Прежде чем самому стать жертвой этого пробела в законодательстве, Клавдий отправил к праотцам множество народу, чтобы оттянуть свой срок. Как уже говорилось, третий император занимал не самое выгодное положение на родословном древе, хотя и являлся братом Германика, которому был уготован пурпур. Мессалина, конечно, упрочила его позиции, но не вполне, поскольку, как и он, происходила от Октавии, а не от Августа. Таким образом, брак не придавал ему легитимность, какой пользовался Германик благодаря своей жене Агриппине. Поэтому понятно, что наличие представителей прямой линии доставляло забот императорской чете, причем, как представляется, в большей степени Мессалине, чем Клавдию. Причина проста: в Доме Августа насчитывалось несколько женщин из единокровной ветви, которые охотно стали бы императрицами, если принцепсу пришло в голову жениться на них для придания яркости своему пурпуру. Только они смогли бы передать своим сыновьям «кровь Августа», по выражению Тацита, что добавило бы им легитимности.

Каждая из этих дам представляла собой опасность для Мессалины и ее сына Британника, родившегося в 41 году. Пускай на монетах, отчеканенных в тот год в честь младенца, его называли Spes Augusta (буквально «надеждой Августа»), он перестал бы ею быть в случае появления сводных братьев с более чистой кровью. Родившийся в пурпуре должен был сохранить его за собой или умереть, а чтобы его сохранить, лучше сделать так, чтобы больше ни у кого не было пеленок такого цвета. Как мы увидим, древняя историография не отказывает Мессалине ни в одном из пороков. Возможно, у нее их было не больше, чем у соперниц. Но она была императрицей и матерью ребенка, который мог выжить, лишь получив власть.
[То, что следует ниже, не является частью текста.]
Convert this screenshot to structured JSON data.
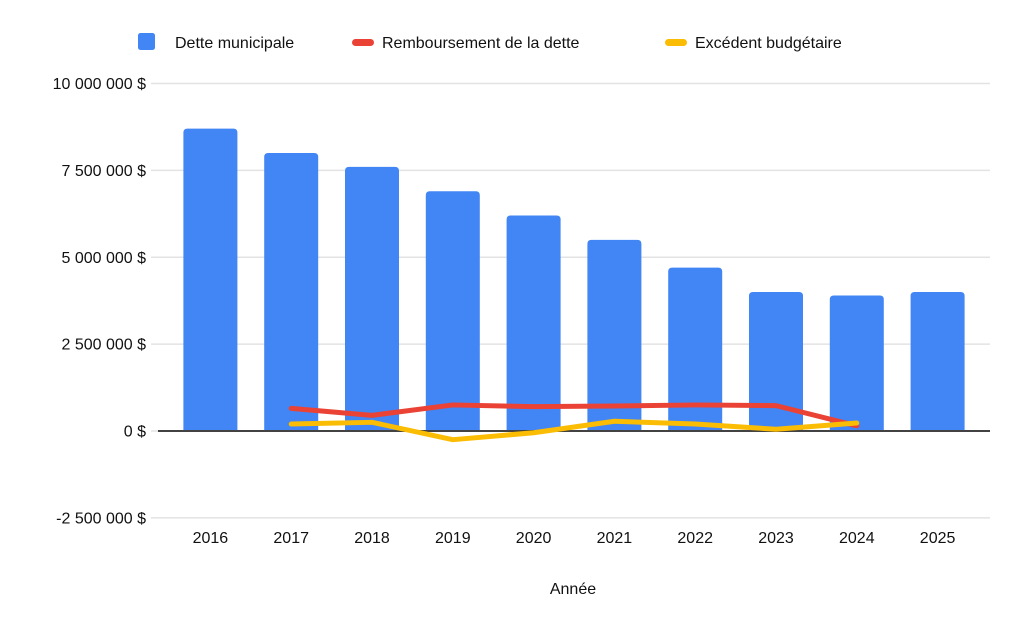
{
  "chart_title": "",
  "legend": {
    "position": "top",
    "items": [
      {
        "label": "Dette municipale",
        "swatch": "square",
        "color": "#4285F4"
      },
      {
        "label": "Remboursement de la dette",
        "swatch": "dash",
        "color": "#EA4335"
      },
      {
        "label": "Excédent budgétaire",
        "swatch": "dash",
        "color": "#FBBC04"
      }
    ]
  },
  "chart_data": {
    "type": "combo",
    "categories": [
      "2016",
      "2017",
      "2018",
      "2019",
      "2020",
      "2021",
      "2022",
      "2023",
      "2024",
      "2025"
    ],
    "series": [
      {
        "name": "Dette municipale",
        "type": "bar",
        "color": "#4285F4",
        "values": [
          8700000,
          8000000,
          7600000,
          6900000,
          6200000,
          5500000,
          4700000,
          4000000,
          3900000,
          4000000
        ]
      },
      {
        "name": "Remboursement de la dette",
        "type": "line",
        "color": "#EA4335",
        "values": [
          null,
          650000,
          450000,
          750000,
          700000,
          720000,
          750000,
          730000,
          150000,
          null
        ]
      },
      {
        "name": "Excédent budgétaire",
        "type": "line",
        "color": "#FBBC04",
        "values": [
          null,
          200000,
          250000,
          -250000,
          -50000,
          280000,
          200000,
          50000,
          230000,
          null
        ]
      }
    ],
    "title": "",
    "xlabel": "Année",
    "ylabel": "",
    "ylim": [
      -2500000,
      10000000
    ],
    "yticks": [
      {
        "value": 10000000,
        "label": "10 000 000 $"
      },
      {
        "value": 7500000,
        "label": "7 500 000 $"
      },
      {
        "value": 5000000,
        "label": "5 000 000 $"
      },
      {
        "value": 2500000,
        "label": "2 500 000 $"
      },
      {
        "value": 0,
        "label": "0 $"
      },
      {
        "value": -2500000,
        "label": "-2 500 000 $"
      }
    ],
    "grid": true,
    "legend_position": "top",
    "colors": {
      "grid": "#E3E3E3",
      "zero_axis": "#424242",
      "text": "#111111",
      "background": "#FFFFFF"
    }
  }
}
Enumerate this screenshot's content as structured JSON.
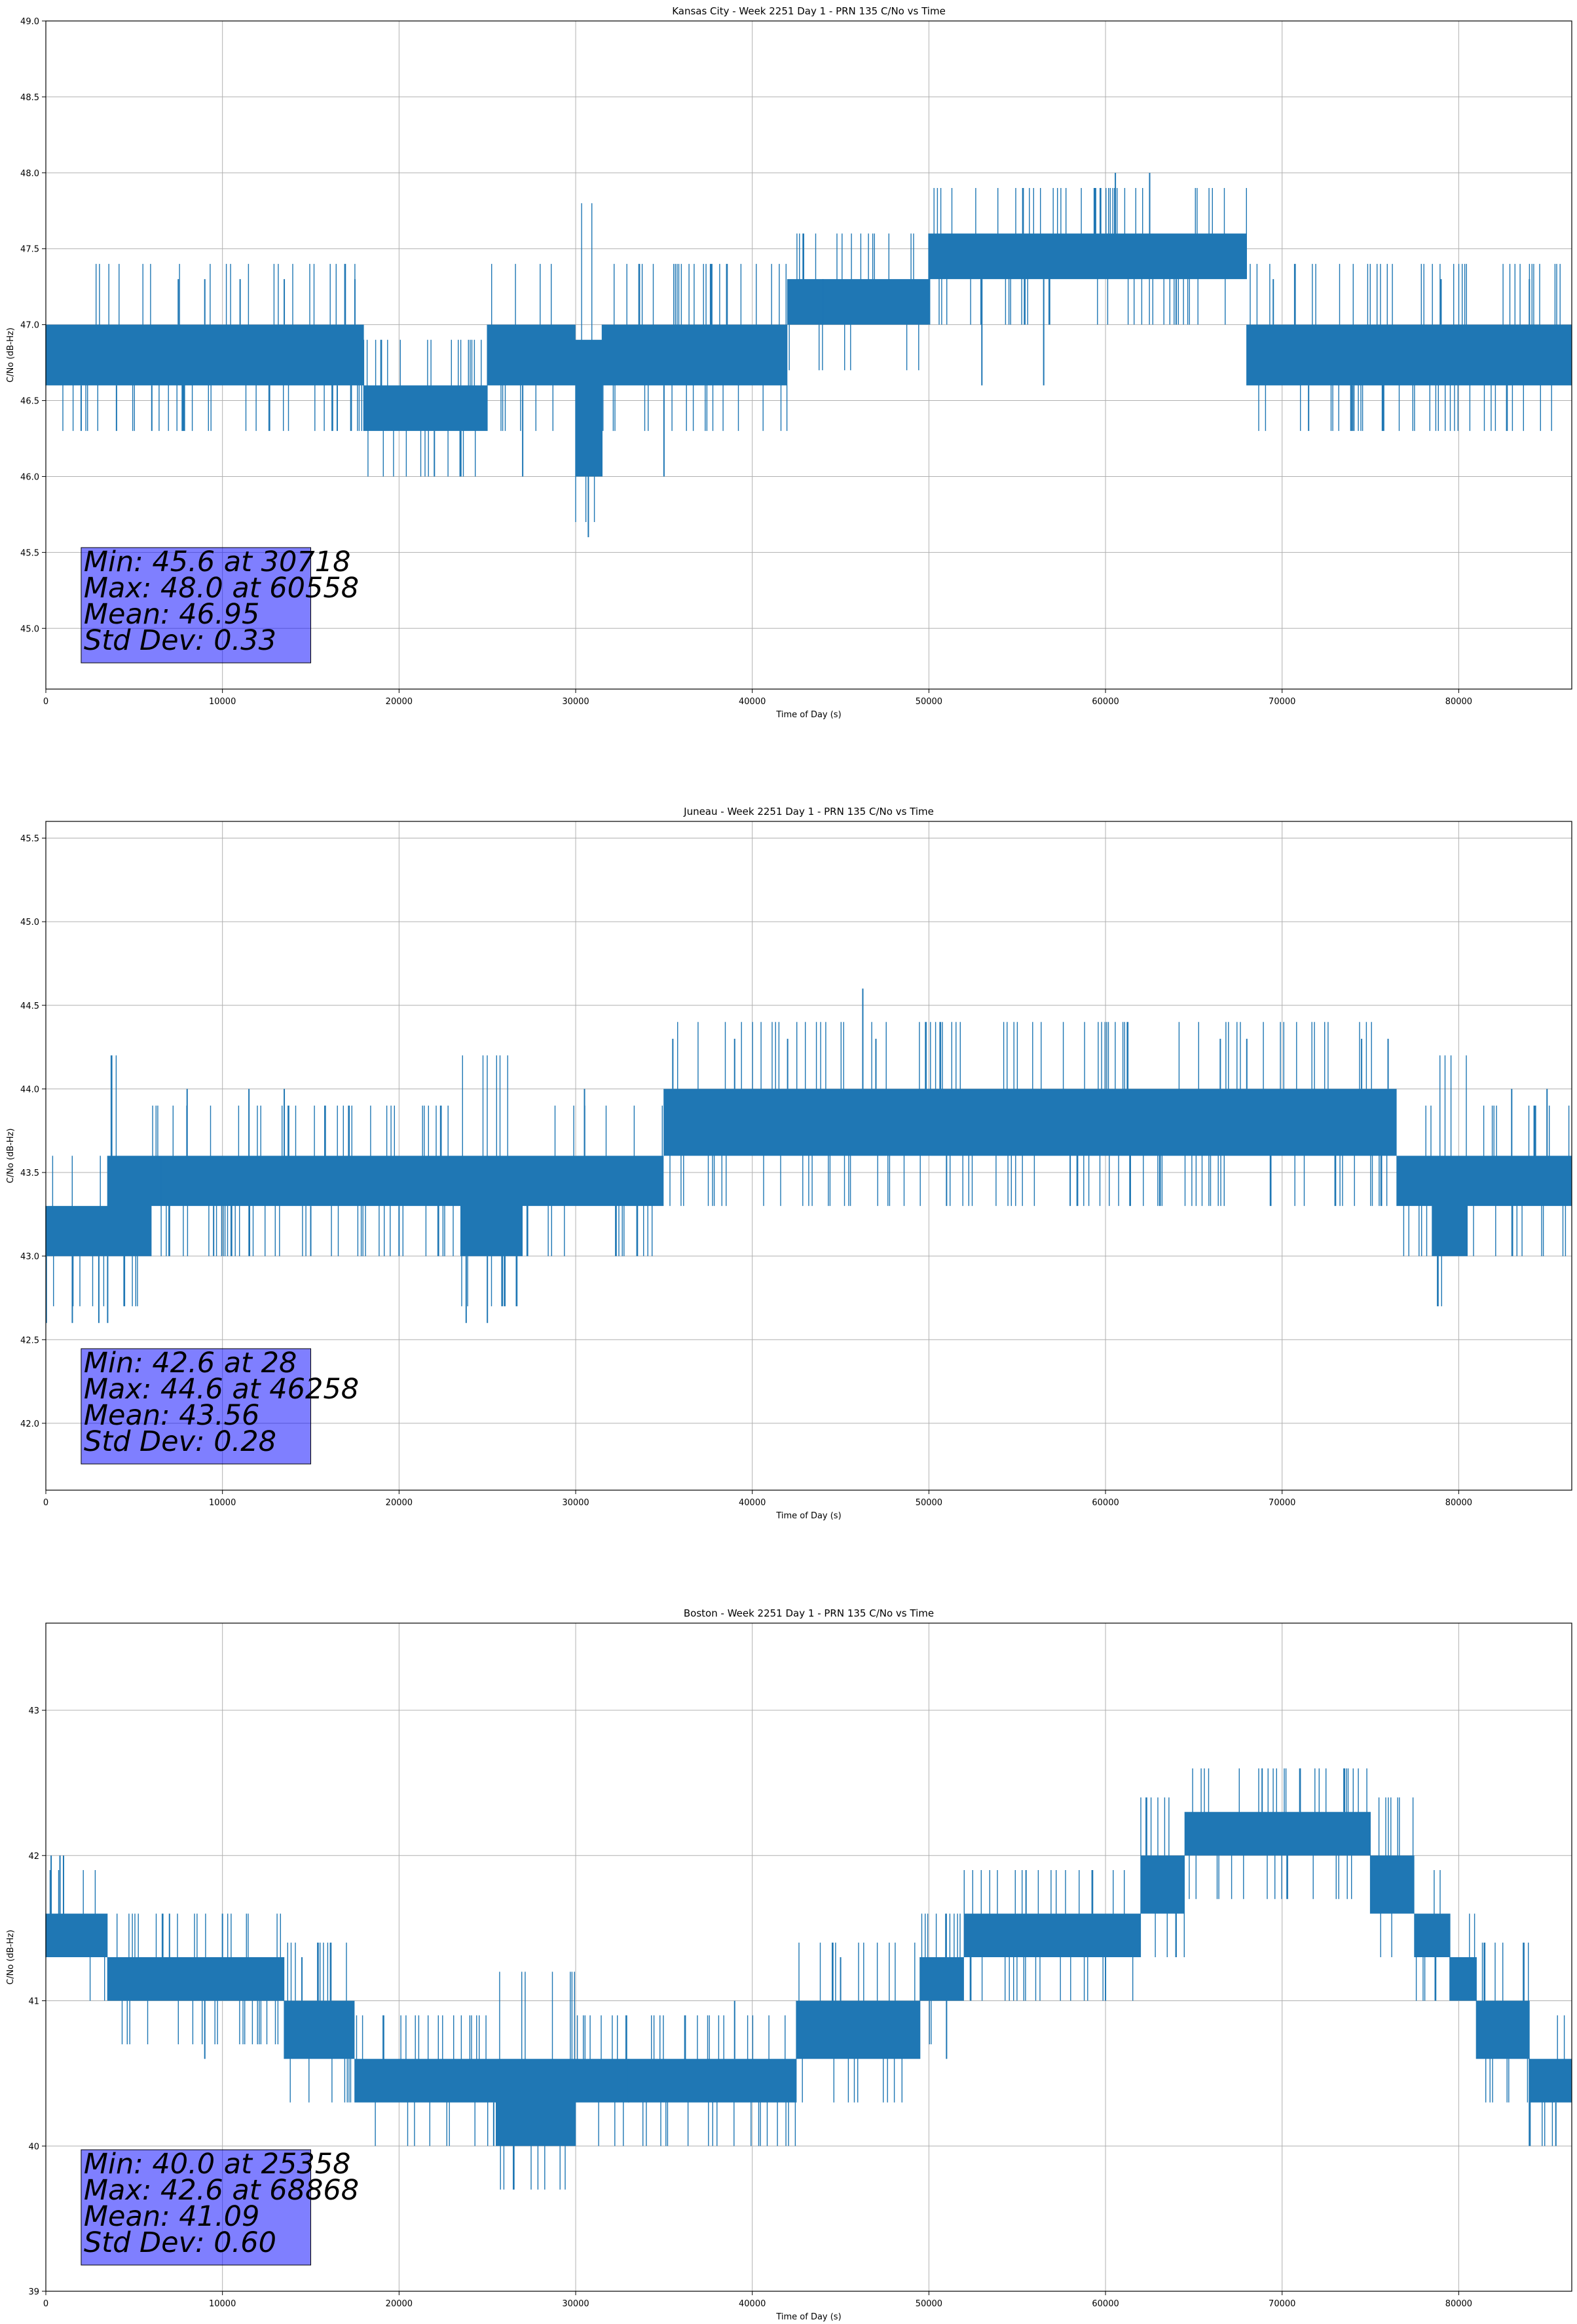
{
  "chart_data": [
    {
      "type": "line",
      "title": "Kansas City - Week 2251 Day 1 - PRN 135 C/No vs Time",
      "xlabel": "Time of Day (s)",
      "ylabel": "C/No (dB-Hz)",
      "xlim": [
        0,
        86400
      ],
      "ylim": [
        44.6,
        49.0
      ],
      "xticks": [
        0,
        10000,
        20000,
        30000,
        40000,
        50000,
        60000,
        70000,
        80000
      ],
      "yticks": [
        45.0,
        45.5,
        46.0,
        46.5,
        47.0,
        47.5,
        48.0,
        48.5,
        49.0
      ],
      "ytick_labels": [
        "45.0",
        "45.5",
        "46.0",
        "46.5",
        "47.0",
        "47.5",
        "48.0",
        "48.5",
        "49.0"
      ],
      "grid": true,
      "series_color": "#1f77b4",
      "bands": [
        [
          0,
          18000,
          46.6,
          47.0
        ],
        [
          18000,
          25000,
          46.3,
          46.6
        ],
        [
          25000,
          30000,
          46.6,
          47.0
        ],
        [
          30000,
          31500,
          46.0,
          46.9
        ],
        [
          31500,
          42000,
          46.6,
          47.0
        ],
        [
          42000,
          50000,
          47.0,
          47.3
        ],
        [
          50000,
          68000,
          47.3,
          47.6
        ],
        [
          68000,
          86400,
          46.6,
          47.0
        ]
      ],
      "spikes": [
        [
          2000,
          46.3
        ],
        [
          4000,
          46.3
        ],
        [
          6000,
          46.3
        ],
        [
          7500,
          47.3
        ],
        [
          9000,
          47.3
        ],
        [
          11000,
          47.3
        ],
        [
          13500,
          47.3
        ],
        [
          16500,
          46.3
        ],
        [
          17500,
          47.3
        ],
        [
          22000,
          46.0
        ],
        [
          23500,
          46.0
        ],
        [
          27000,
          46.0
        ],
        [
          30718,
          45.6
        ],
        [
          35000,
          46.0
        ],
        [
          44000,
          47.3
        ],
        [
          50000,
          47.6
        ],
        [
          53000,
          46.6
        ],
        [
          56500,
          46.6
        ],
        [
          60558,
          48.0
        ],
        [
          62500,
          48.0
        ],
        [
          64000,
          47.0
        ],
        [
          69500,
          47.3
        ],
        [
          71500,
          46.3
        ],
        [
          74000,
          46.3
        ],
        [
          79000,
          47.3
        ],
        [
          84000,
          47.3
        ]
      ],
      "stats": [
        "Min: 45.6 at 30718",
        "Max: 48.0 at 60558",
        "Mean: 46.95",
        "Std Dev: 0.33"
      ]
    },
    {
      "type": "line",
      "title": "Juneau - Week 2251 Day 1 - PRN 135 C/No vs Time",
      "xlabel": "Time of Day (s)",
      "ylabel": "C/No (dB-Hz)",
      "xlim": [
        0,
        86400
      ],
      "ylim": [
        41.6,
        45.6
      ],
      "xticks": [
        0,
        10000,
        20000,
        30000,
        40000,
        50000,
        60000,
        70000,
        80000
      ],
      "yticks": [
        42.0,
        42.5,
        43.0,
        43.5,
        44.0,
        44.5,
        45.0,
        45.5
      ],
      "ytick_labels": [
        "42.0",
        "42.5",
        "43.0",
        "43.5",
        "44.0",
        "44.5",
        "45.0",
        "45.5"
      ],
      "grid": true,
      "series_color": "#1f77b4",
      "bands": [
        [
          0,
          3500,
          43.0,
          43.3
        ],
        [
          3500,
          6000,
          43.0,
          43.6
        ],
        [
          6000,
          23500,
          43.3,
          43.6
        ],
        [
          23500,
          27000,
          43.0,
          43.6
        ],
        [
          27000,
          35000,
          43.3,
          43.6
        ],
        [
          35000,
          76500,
          43.6,
          44.0
        ],
        [
          76500,
          78500,
          43.3,
          43.6
        ],
        [
          78500,
          80500,
          43.0,
          43.6
        ],
        [
          80500,
          86400,
          43.3,
          43.6
        ]
      ],
      "spikes": [
        [
          28,
          42.6
        ],
        [
          1500,
          42.6
        ],
        [
          3000,
          42.6
        ],
        [
          3500,
          42.6
        ],
        [
          6500,
          43.6
        ],
        [
          8000,
          44.0
        ],
        [
          9500,
          43.0
        ],
        [
          11500,
          44.0
        ],
        [
          13500,
          44.0
        ],
        [
          15000,
          43.0
        ],
        [
          20000,
          43.0
        ],
        [
          23800,
          42.6
        ],
        [
          25000,
          42.6
        ],
        [
          30500,
          44.0
        ],
        [
          35500,
          44.3
        ],
        [
          39000,
          44.3
        ],
        [
          42000,
          44.3
        ],
        [
          46258,
          44.6
        ],
        [
          47000,
          44.3
        ],
        [
          51000,
          43.3
        ],
        [
          58000,
          43.3
        ],
        [
          66500,
          44.3
        ],
        [
          68000,
          44.3
        ],
        [
          74500,
          44.3
        ],
        [
          76000,
          44.3
        ],
        [
          83000,
          44.0
        ],
        [
          85000,
          44.0
        ]
      ],
      "stats": [
        "Min: 42.6 at 28",
        "Max: 44.6 at 46258",
        "Mean: 43.56",
        "Std Dev: 0.28"
      ]
    },
    {
      "type": "line",
      "title": "Boston - Week 2251 Day 1 - PRN 135 C/No vs Time",
      "xlabel": "Time of Day (s)",
      "ylabel": "C/No (dB-Hz)",
      "xlim": [
        0,
        86400
      ],
      "ylim": [
        39.0,
        43.6
      ],
      "xticks": [
        0,
        10000,
        20000,
        30000,
        40000,
        50000,
        60000,
        70000,
        80000
      ],
      "yticks": [
        39,
        40,
        41,
        42,
        43
      ],
      "ytick_labels": [
        "39",
        "40",
        "41",
        "42",
        "43"
      ],
      "grid": true,
      "series_color": "#1f77b4",
      "bands": [
        [
          0,
          3500,
          41.3,
          41.6
        ],
        [
          3500,
          13500,
          41.0,
          41.3
        ],
        [
          13500,
          17500,
          40.6,
          41.0
        ],
        [
          17500,
          25500,
          40.3,
          40.6
        ],
        [
          25500,
          30000,
          40.0,
          40.6
        ],
        [
          30000,
          42500,
          40.3,
          40.6
        ],
        [
          42500,
          49500,
          40.6,
          41.0
        ],
        [
          49500,
          52000,
          41.0,
          41.3
        ],
        [
          52000,
          62000,
          41.3,
          41.6
        ],
        [
          62000,
          64500,
          41.6,
          42.0
        ],
        [
          64500,
          65500,
          42.0,
          42.3
        ],
        [
          65500,
          68000,
          42.0,
          42.3
        ],
        [
          68000,
          75000,
          42.0,
          42.3
        ],
        [
          75000,
          77500,
          41.6,
          42.0
        ],
        [
          77500,
          79500,
          41.3,
          41.6
        ],
        [
          79500,
          81000,
          41.0,
          41.3
        ],
        [
          81000,
          84000,
          40.6,
          41.0
        ],
        [
          84000,
          86400,
          40.3,
          40.6
        ]
      ],
      "spikes": [
        [
          300,
          42.0
        ],
        [
          800,
          42.0
        ],
        [
          1000,
          42.0
        ],
        [
          4000,
          41.0
        ],
        [
          7000,
          41.6
        ],
        [
          9000,
          40.6
        ],
        [
          10000,
          41.6
        ],
        [
          14500,
          41.3
        ],
        [
          17000,
          40.6
        ],
        [
          19500,
          40.3
        ],
        [
          25358,
          40.0
        ],
        [
          33000,
          40.6
        ],
        [
          39000,
          41.0
        ],
        [
          45000,
          41.3
        ],
        [
          51000,
          40.6
        ],
        [
          55500,
          41.9
        ],
        [
          60000,
          41.0
        ],
        [
          64000,
          41.3
        ],
        [
          68868,
          42.6
        ],
        [
          71000,
          42.6
        ],
        [
          73500,
          42.6
        ],
        [
          84000,
          40.0
        ],
        [
          85500,
          40.0
        ]
      ],
      "stats": [
        "Min: 40.0 at 25358",
        "Max: 42.6 at 68868",
        "Mean: 41.09",
        "Std Dev: 0.60"
      ]
    }
  ]
}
Несмотря на очень юный возраст (в 41 году ей было примерно 16 лет), Мессалина тотчас поняла, в какой опасной ситуации она находится. Непосредственная угроза исходила от двух особ: Юлии Ливиллы и Агриппины И, сестер Калигулы, которых Клавдий вызвал из изгнания. Они плели заговор против брата, почему бы не сделать то же против дяди. Первой было 29 лет, она сияла красотой и, что немаловажно, была замужем за Виницием, которому сенат намеревался передать власть после смерти Калигулы. Все тщательно обдумав, Мессалина, вероятно, пришла к выводу, что у ее мужа есть два способа отвести от себя серьезную опасность заговора Виниция и его жены. Первый: развести их и жениться на Ливилле. Для Клавдия это был бы вдвойне выгодный вариант: нейтрализовать Виниция, который был ничем без правнучки Августа, и укрепить собственные династические позиции удачным брачным союзом. Конечно, Клавдий приходился Ливилле дядей, что, в принципе, препятствовало браку, но всем известно, что в государственных интересах закон используют как дышло. Второй способ: устранить Ливиллу. С точки зрения Мессалины, именно он был наилучшим. Она могла рассчитывать на помощь вольноотпущенников Клавдия — «министров», чьи интересы были связаны с интересами их господина. Приход к власти Виниция положил бы конец их карьере, и возможно, что их не устраивал и брак императора с племянницей. Ливилла, как и ее сестра, обладала поддержкой в сенате со стороны людей, враждебных Клавдию и его команде вольноотпущенников. Зато Мессалина была их союзницей и обладала бесспорным влиянием на принцепса.